İstanbul Bilgi Üniversitesi'nin Dolapdere Yerleşkesi'ndeki toplantının açılışı öncesinde basın mensuplarının sorularını yanıtlayan Demokratik Toplum Partisi (DTP) Eşbaşkanı Ahmet Türk, ”Uzun süreden beri istediğimiz Kürt sorununun Türkiye gündemine alınması, tartışılması, çözümü konusunda demokratik yöntemlerin, demokratik siyasi projelerin ortaya konulmasıdır” dedi.
Türk, bugünün bir başlangıç olduğunu dile getirerek, “Böyle bir konferansta Türkiye'nin sorunlarını tartışmak önemli. Kürt sorunu sadece Kürtlerin sorunu değil, bir Türkiye sorunu” diye konuştu.
“Bu sorunun tartışılarak ve diyalog oluşturarak gündeme getirilip çözüm üretilebileceğini” belirten Türk, şunları kaydetti:
“Var olan bir sorunu inkar ederseniz, onu tartışmaya açmazsanız, o zaman bir diyalog ortamı yaratamazsınız ki, sorunun çözümünü başka adreslere havale etmiş olursunuz. Böyle bir toplantıyı önemsiyoruz, ama eksikleri var.
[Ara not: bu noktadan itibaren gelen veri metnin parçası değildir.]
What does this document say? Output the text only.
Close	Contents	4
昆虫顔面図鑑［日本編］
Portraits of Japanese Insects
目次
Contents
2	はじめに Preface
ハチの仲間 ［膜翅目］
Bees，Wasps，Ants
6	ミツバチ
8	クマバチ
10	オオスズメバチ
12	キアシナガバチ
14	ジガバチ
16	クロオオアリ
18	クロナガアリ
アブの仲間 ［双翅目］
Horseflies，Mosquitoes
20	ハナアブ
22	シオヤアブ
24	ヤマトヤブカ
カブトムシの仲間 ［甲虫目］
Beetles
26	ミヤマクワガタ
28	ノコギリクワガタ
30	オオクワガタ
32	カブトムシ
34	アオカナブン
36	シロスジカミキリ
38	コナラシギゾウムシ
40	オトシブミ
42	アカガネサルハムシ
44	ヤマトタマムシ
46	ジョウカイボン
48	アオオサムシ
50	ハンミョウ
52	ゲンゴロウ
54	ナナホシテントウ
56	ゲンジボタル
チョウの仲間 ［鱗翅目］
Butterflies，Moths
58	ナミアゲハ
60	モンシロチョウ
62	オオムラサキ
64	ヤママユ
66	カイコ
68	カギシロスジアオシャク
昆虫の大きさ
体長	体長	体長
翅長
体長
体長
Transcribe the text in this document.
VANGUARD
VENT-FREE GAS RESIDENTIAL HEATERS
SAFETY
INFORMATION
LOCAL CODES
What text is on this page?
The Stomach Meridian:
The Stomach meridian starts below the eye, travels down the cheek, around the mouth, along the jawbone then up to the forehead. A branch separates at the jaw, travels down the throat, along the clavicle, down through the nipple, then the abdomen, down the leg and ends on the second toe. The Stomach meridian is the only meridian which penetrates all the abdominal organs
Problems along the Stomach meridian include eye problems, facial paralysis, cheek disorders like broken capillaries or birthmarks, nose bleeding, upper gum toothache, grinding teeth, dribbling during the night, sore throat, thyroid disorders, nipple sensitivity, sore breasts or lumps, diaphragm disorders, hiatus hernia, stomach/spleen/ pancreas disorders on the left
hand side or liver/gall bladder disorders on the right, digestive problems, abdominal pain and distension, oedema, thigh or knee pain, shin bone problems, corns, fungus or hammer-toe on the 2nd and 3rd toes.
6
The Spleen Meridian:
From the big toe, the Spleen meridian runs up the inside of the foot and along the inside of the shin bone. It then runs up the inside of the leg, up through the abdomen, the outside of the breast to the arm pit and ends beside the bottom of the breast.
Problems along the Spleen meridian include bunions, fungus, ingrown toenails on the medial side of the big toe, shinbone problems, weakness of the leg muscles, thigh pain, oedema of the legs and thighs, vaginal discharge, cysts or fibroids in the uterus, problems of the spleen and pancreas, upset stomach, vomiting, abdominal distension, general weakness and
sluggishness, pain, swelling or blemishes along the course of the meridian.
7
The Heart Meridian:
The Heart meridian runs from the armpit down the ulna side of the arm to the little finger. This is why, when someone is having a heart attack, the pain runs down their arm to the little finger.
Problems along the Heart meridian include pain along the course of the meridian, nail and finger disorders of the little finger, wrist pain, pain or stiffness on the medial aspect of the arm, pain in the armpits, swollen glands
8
Her kesimin burada düşüncesini ifade edecek bir platforma dönüştürmek gerekirdi. İnanıyorum ki, bundan sonraki toplantılar bunu sağlayacak.”
Türk, “Kimleri kastediyorsunuz?” sorusu üzerine de, “Kürtlerin farklı grupları var. Aydınlar var, farklı kesimler var. Halktan insanların katılması gerekiyordu. Tüm boyutlarıyla ele alıp tartışmamız gereken bir sorun diye değerlendiriyorum” dedi.
DİYARBAKIR BELEDİYE BAŞKANI BAYDEMİR
Diyarbakır Büyükşehir Belediye Başkanı Osman Baydemir de, gazetecilerin yerleşke önündeki protestoları sorması üzerine, ”Herkesin en doğal hakkıdır düşüncesini barışçıl amaçlarla ortaya koymak, barışçıl yöntemlerle ortaya koymak” diye konuştu.
Baydemir, başta “Kürt sorunu” olmak üzere tüm sorunların tartışılarak diyalog yoluyla çözülebileceğini vurgulayarak, “Umut ediyorum ki bu organizasyon, tartışma kültürümüze, diyalog ve empati yapma kültürümüze katkı sunmuş olsun” dedi.
PROF. DR. MURAT BELGE
Daha sonra toplantının açılışını, Düzenleme Kurulu adına İstanbul Bilgi Üniversitesi Öğretim Üyesi Prof. Dr. Murat Belge yaptı.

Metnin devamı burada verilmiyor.